Output Unlatch (OTU)
The Output Unlatch ladder logic symbol is often used in conjunction with the OTL. It’s a way to create a disable of the bit specified within the logic of the controller.
How does the Output Unlatch Symbol Work?
The output unlatch instruction will execute only when the preceding conditions are TRUE. If they are, the instruction will set the bit associated with the OTU to LOW (0). If the bit is set to 0 or the conditions are no longer true, the bit will remain LOW (0).
Practical Application of the Ladder Logic Symbol - Output Unlatch
The OTU instruction will have to be used with the OTL in order to reset the bit back to LOW as discussed above.
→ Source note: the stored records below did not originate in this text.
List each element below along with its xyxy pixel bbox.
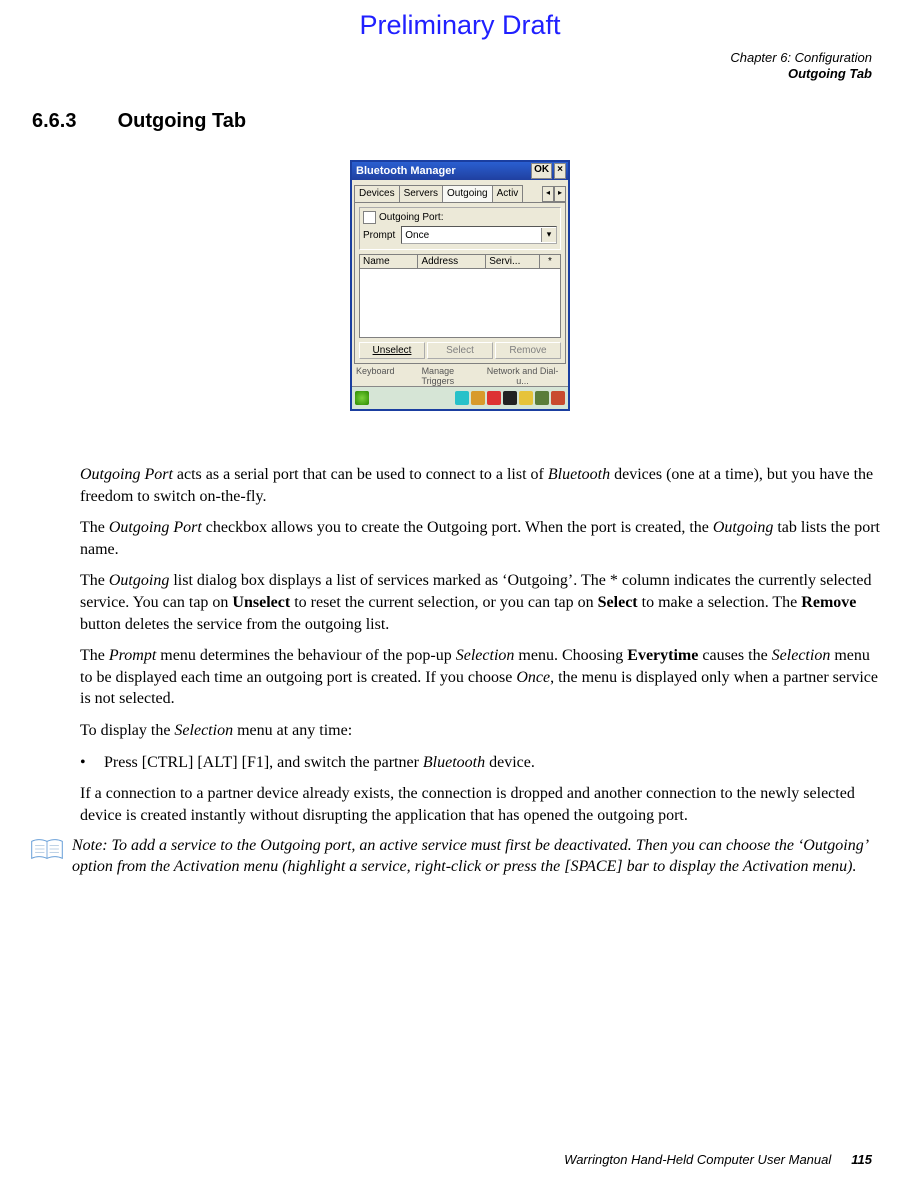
para-3: The Outgoing list dialog box displays a …	[80, 570, 880, 635]
unselect-button[interactable]: Unselect	[359, 342, 425, 359]
tray-icon-2[interactable]	[471, 391, 485, 405]
col-servi[interactable]: Servi...	[486, 255, 540, 268]
bullet-1: • Press [CTRL] [ALT] [F1], and switch th…	[80, 752, 880, 774]
tab-strip: Devices Servers Outgoing Activ ◂ ▸	[352, 180, 568, 202]
section-title: Outgoing Tab	[118, 110, 247, 132]
book-icon	[30, 836, 64, 862]
remove-button[interactable]: Remove	[495, 342, 561, 359]
para-1: Outgoing Port acts as a serial port that…	[80, 464, 880, 507]
draft-banner: Preliminary Draft	[0, 10, 920, 41]
tray-icon-7[interactable]	[551, 391, 565, 405]
status-row: Keyboard Manage Triggers Network and Dia…	[352, 366, 568, 386]
section-number: 6.6.3	[32, 110, 112, 133]
ok-button[interactable]: OK	[531, 163, 552, 179]
section-label: Outgoing Tab	[730, 66, 872, 82]
body-text: Outgoing Port acts as a serial port that…	[80, 464, 880, 878]
bluetooth-manager-window: Bluetooth Manager OK × Devices Servers O…	[350, 160, 570, 411]
tab-servers[interactable]: Servers	[399, 185, 443, 202]
window-title: Bluetooth Manager	[356, 162, 529, 180]
prompt-value: Once	[405, 230, 429, 241]
page-number: 115	[851, 1152, 872, 1167]
close-icon[interactable]: ×	[554, 163, 566, 179]
tab-scroll: ◂ ▸	[542, 186, 566, 202]
status-keyboard: Keyboard	[356, 366, 395, 386]
outgoing-port-checkbox[interactable]	[363, 211, 376, 224]
list-body[interactable]	[359, 269, 561, 338]
outgoing-port-group: Outgoing Port: Prompt Once ▾	[359, 207, 561, 250]
note-block: Note: To add a service to the Outgoing p…	[30, 836, 880, 878]
list-area: Name Address Servi... *	[359, 254, 561, 338]
para-4: The Prompt menu determines the behaviour…	[80, 645, 880, 710]
bullet-dot: •	[80, 752, 104, 774]
tab-panel: Outgoing Port: Prompt Once ▾ Name Addres…	[354, 202, 566, 364]
col-name[interactable]: Name	[360, 255, 418, 268]
outgoing-port-label: Outgoing Port:	[379, 212, 443, 223]
para-6: If a connection to a partner device alre…	[80, 783, 880, 826]
page-header: Chapter 6: Configuration Outgoing Tab	[730, 50, 872, 83]
footer-manual: Warrington Hand-Held Computer User Manua…	[564, 1152, 831, 1167]
tray-icon-5[interactable]	[519, 391, 533, 405]
tray-icon-4[interactable]	[503, 391, 517, 405]
tab-devices[interactable]: Devices	[354, 185, 400, 202]
chevron-down-icon[interactable]: ▾	[541, 228, 556, 242]
button-row: Unselect Select Remove	[359, 342, 561, 359]
note-text: Note: To add a service to the Outgoing p…	[72, 836, 880, 878]
section-heading: 6.6.3 Outgoing Tab	[32, 110, 246, 133]
tab-outgoing[interactable]: Outgoing	[442, 185, 493, 203]
tab-scroll-left-icon[interactable]: ◂	[542, 186, 554, 202]
list-header: Name Address Servi... *	[359, 254, 561, 269]
prompt-combo[interactable]: Once ▾	[401, 226, 557, 244]
tab-scroll-right-icon[interactable]: ▸	[554, 186, 566, 202]
start-icon[interactable]	[355, 391, 369, 405]
tray-icon-6[interactable]	[535, 391, 549, 405]
titlebar: Bluetooth Manager OK ×	[352, 162, 568, 180]
col-star[interactable]: *	[540, 255, 560, 268]
tray-icon-1[interactable]	[455, 391, 469, 405]
select-button[interactable]: Select	[427, 342, 493, 359]
para-5: To display the Selection menu at any tim…	[80, 720, 880, 742]
chapter-label: Chapter 6: Configuration	[730, 50, 872, 66]
tab-activ[interactable]: Activ	[492, 185, 524, 202]
status-network: Network and Dial-u...	[481, 366, 564, 386]
page-footer: Warrington Hand-Held Computer User Manua…	[0, 1152, 920, 1167]
taskbar	[352, 386, 568, 409]
prompt-label: Prompt	[363, 230, 395, 241]
para-2: The Outgoing Port checkbox allows you to…	[80, 517, 880, 560]
status-manage: Manage Triggers	[405, 366, 472, 386]
col-address[interactable]: Address	[418, 255, 486, 268]
tray-icon-3[interactable]	[487, 391, 501, 405]
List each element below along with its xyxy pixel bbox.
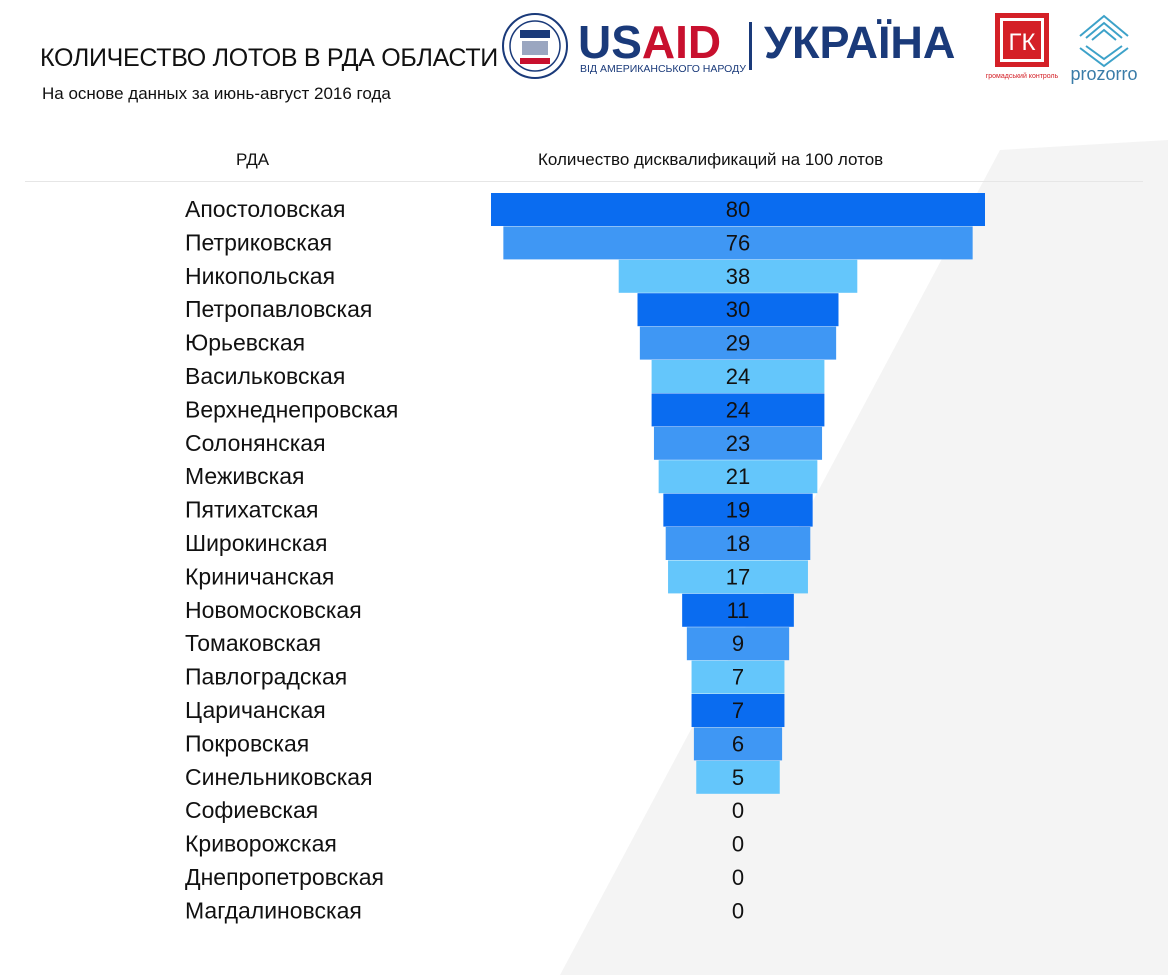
category-label: Томаковская [185,630,321,656]
category-label: Никопольская [185,263,335,289]
category-label: Петропавловская [185,296,372,322]
bar-13 [682,593,794,627]
category-label: Днепропетровская [185,864,384,890]
value-label: 21 [726,464,750,489]
bar-15 [691,660,785,694]
value-label: 23 [726,431,750,456]
value-label: 80 [726,197,750,222]
usaid-subtext: ВІД АМЕРИКАНСЬКОГО НАРОДУ [580,63,746,75]
value-label: 17 [726,564,750,589]
value-label: 0 [732,865,744,890]
value-label: 19 [726,498,750,523]
bar-14 [686,627,790,661]
value-label: 24 [726,364,750,389]
value-label: 7 [732,665,744,690]
bar-1 [491,193,985,226]
usaid-seal-icon [502,13,568,79]
bar-6 [651,360,825,393]
value-label: 30 [726,297,750,322]
gk-subtext: громадський контроль [986,72,1059,80]
value-label: 0 [732,898,744,923]
value-label: 11 [727,598,750,623]
category-label: Пятихатская [185,497,319,523]
value-label: 24 [726,397,750,422]
page-title: КОЛИЧЕСТВО ЛОТОВ В РДА ОБЛАСТИ [40,44,498,72]
category-label: Павлоградская [185,664,347,690]
prozorro-logo: prozorro [1070,14,1138,84]
value-label: 5 [732,765,744,790]
category-label: Васильковская [185,363,345,389]
category-label: Покровская [185,730,309,756]
category-label: Софиевская [185,797,318,823]
bar-9 [658,460,818,494]
category-label: Магдалиновская [185,897,362,923]
value-label: 76 [726,230,750,255]
bar-2 [503,226,973,260]
bar-12 [668,560,808,594]
value-label: 0 [732,798,744,823]
value-label: 18 [726,531,750,556]
prozorro-logo-text: prozorro [1070,64,1137,84]
category-label: Царичанская [185,697,326,723]
bar-5 [639,326,837,360]
value-label: 38 [726,264,750,289]
category-label: Криворожская [185,831,337,857]
bar-3 [618,259,858,293]
value-label: 6 [732,731,744,756]
category-label: Широкинская [185,530,327,556]
column-header-value: Количество дисквалификаций на 100 лотов [538,150,884,169]
category-label: Верхнеднепровская [185,396,398,422]
bar-7 [651,393,825,427]
category-label: Криничанская [185,563,334,589]
category-label: Солонянская [185,430,326,456]
ukraine-logo-text: УКРАЇНА [764,17,955,68]
bar-11 [665,527,811,560]
category-label: Петриковская [185,229,332,255]
bar-16 [691,694,785,727]
header-divider [25,181,1143,182]
bar-8 [653,426,823,460]
bar-10 [663,493,813,527]
partner-logos: USAID ВІД АМЕРИКАНСЬКОГО НАРОДУ УКРАЇНА … [502,13,1138,84]
category-label: Юрьевская [185,330,305,356]
value-label: 29 [726,331,750,356]
value-label: 9 [732,631,744,656]
value-label: 0 [732,832,744,857]
column-header-rda: РДА [236,150,270,169]
gk-logo: ГК громадський контроль [986,13,1059,80]
category-label: Апостоловская [185,196,345,222]
value-label: 7 [732,698,744,723]
bar-18 [696,760,780,794]
category-label: Меживская [185,463,304,489]
prozorro-mark-icon [1079,14,1129,68]
usaid-logo-text: USAID [578,16,721,68]
bar-17 [693,727,783,761]
bar-4 [637,293,839,327]
gk-logo-text: ГК [1009,29,1036,56]
category-label: Синельниковская [185,764,373,790]
category-label: Новомосковская [185,597,362,623]
page-subtitle: На основе данных за июнь-август 2016 год… [42,84,391,103]
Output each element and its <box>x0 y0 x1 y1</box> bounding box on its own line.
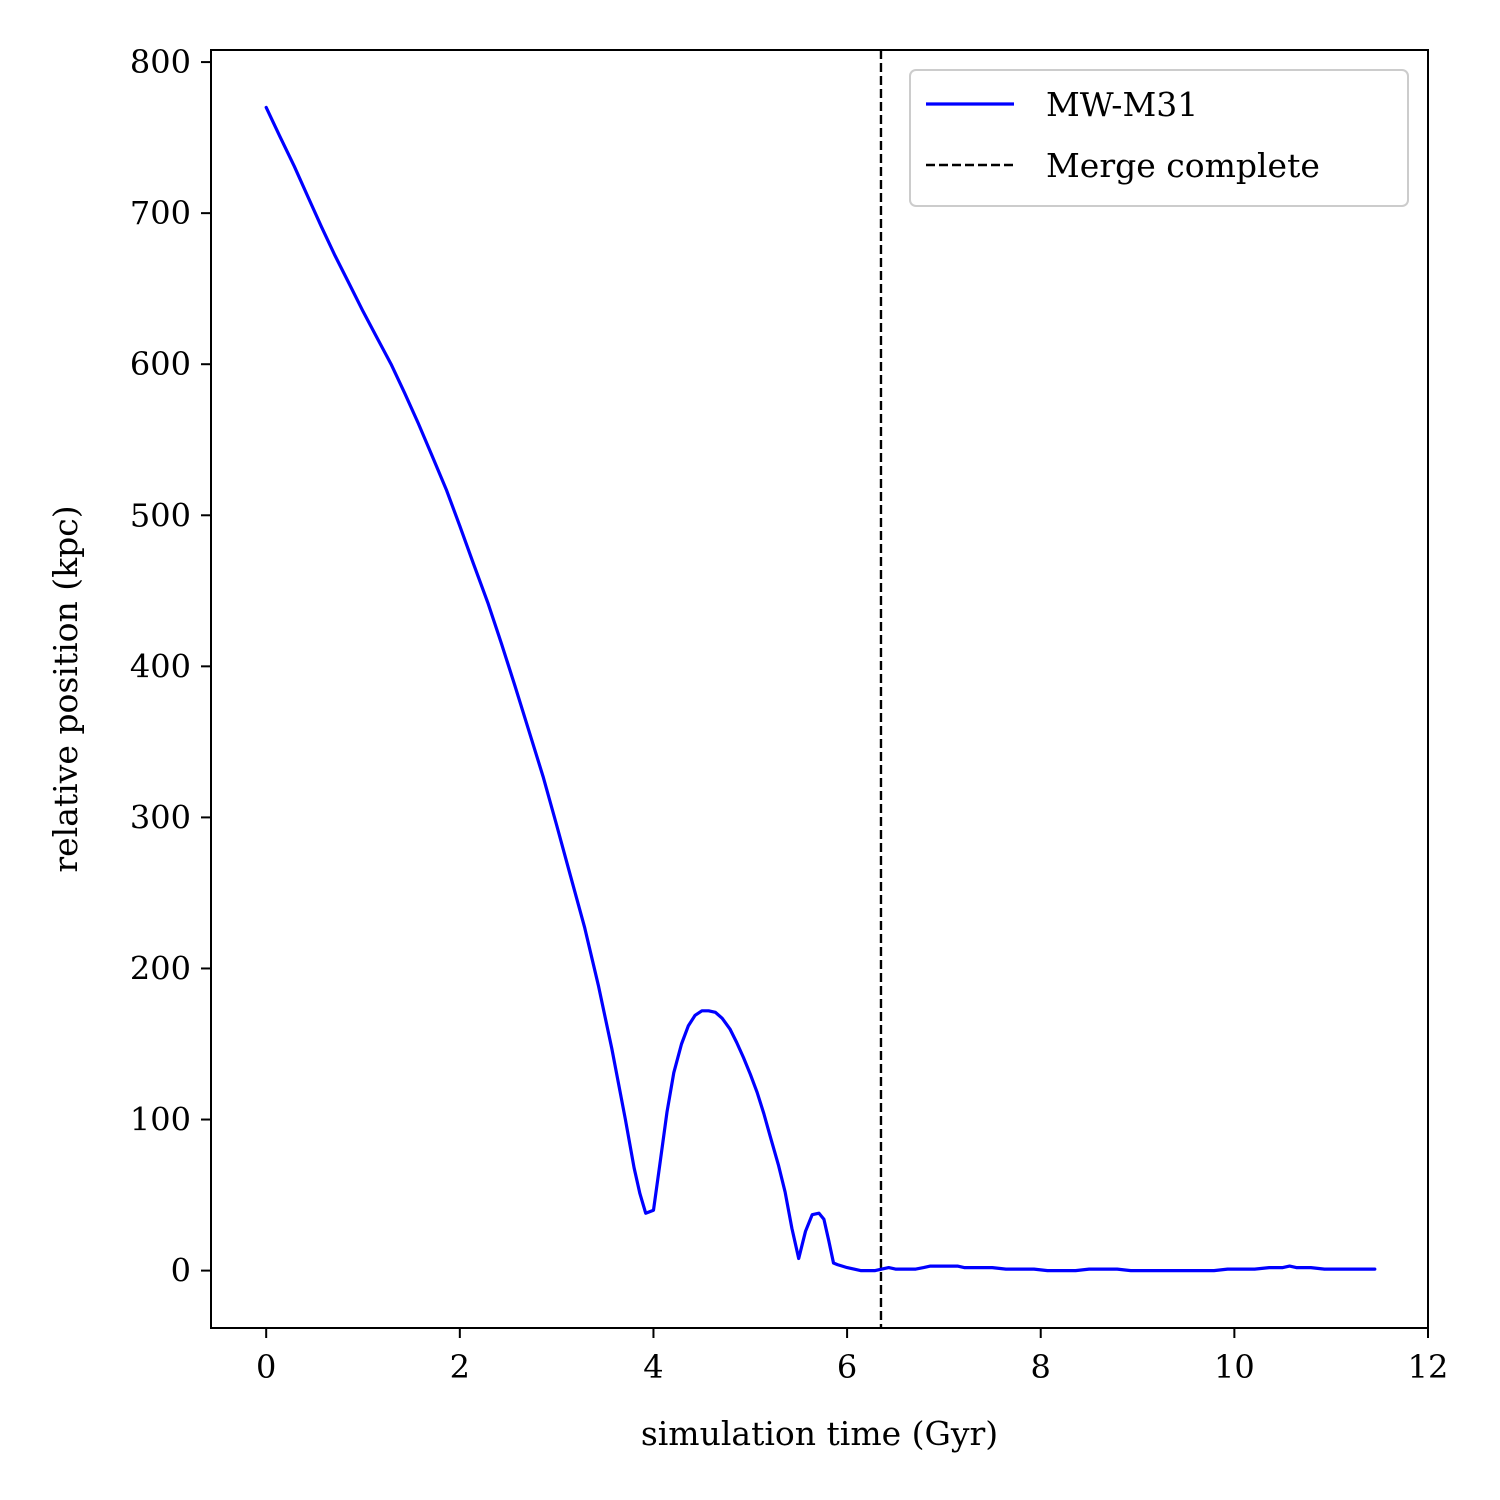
legend-label-merge-complete: Merge complete <box>1046 146 1320 185</box>
series-layer <box>264 105 1377 1273</box>
x-tick-label: 4 <box>643 1348 663 1386</box>
x-axis-ticks: 0 2 4 6 8 10 12 <box>256 1328 1448 1386</box>
y-tick-label: 0 <box>171 1252 191 1290</box>
y-axis-ticks: 0 100 200 300 400 500 600 700 800 <box>130 43 211 1290</box>
x-tick-label: 6 <box>837 1348 857 1386</box>
y-tick-label: 100 <box>130 1101 191 1139</box>
x-tick-label: 8 <box>1031 1348 1051 1386</box>
y-tick-label: 200 <box>130 949 191 987</box>
legend-label-mw-m31: MW-M31 <box>1046 85 1198 124</box>
y-tick-label: 500 <box>130 496 191 534</box>
legend-box <box>909 69 1409 207</box>
x-tick-label: 0 <box>256 1348 276 1386</box>
y-tick-label: 600 <box>130 345 191 383</box>
x-axis-label: simulation time (Gyr) <box>641 1414 998 1453</box>
x-tick-label: 12 <box>1408 1348 1449 1386</box>
series-line-mw-m31 <box>264 105 1377 1273</box>
y-tick-label: 400 <box>130 647 191 685</box>
y-tick-label: 700 <box>130 194 191 232</box>
y-tick-label: 300 <box>130 798 191 836</box>
x-tick-label: 2 <box>450 1348 470 1386</box>
legend: MW-M31 Merge complete <box>909 69 1409 207</box>
plot-frame <box>210 49 1429 1329</box>
y-tick-label: 800 <box>130 43 191 81</box>
y-axis-label: relative position (kpc) <box>46 505 85 872</box>
x-tick-label: 10 <box>1214 1348 1255 1386</box>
Therefore, this instruction will be always found whenever the OTL is used. Let’s examine the same two examples, as we saw above.
1. Fault Latching
In the rung above, once the fault is cleared through the Reset_PB XIC instruction, the fault is unlatched using the OTU instruction. Notice that the unlatch is within the same branch as the PF1:O.ClearFaults instruction that will be energized once the reset is set.
Ladder Logic Programming Language
Conclusion
Ladder Logic Program
The five most used ladder logic symbols are as follows: Normally Open Contact, Normally Closed Contact, Output Energize, Output Latch and Output Unlatch. These five instructions are commonly used in ladder logic for bit manipulation. The first two are conditional instructions that will allow the current to flow depending on the status of the bit. The last three are output instructions that will execute if the logic leading to them is TRUE. They will set the bit to either 0 or 1 depending on the instruction used.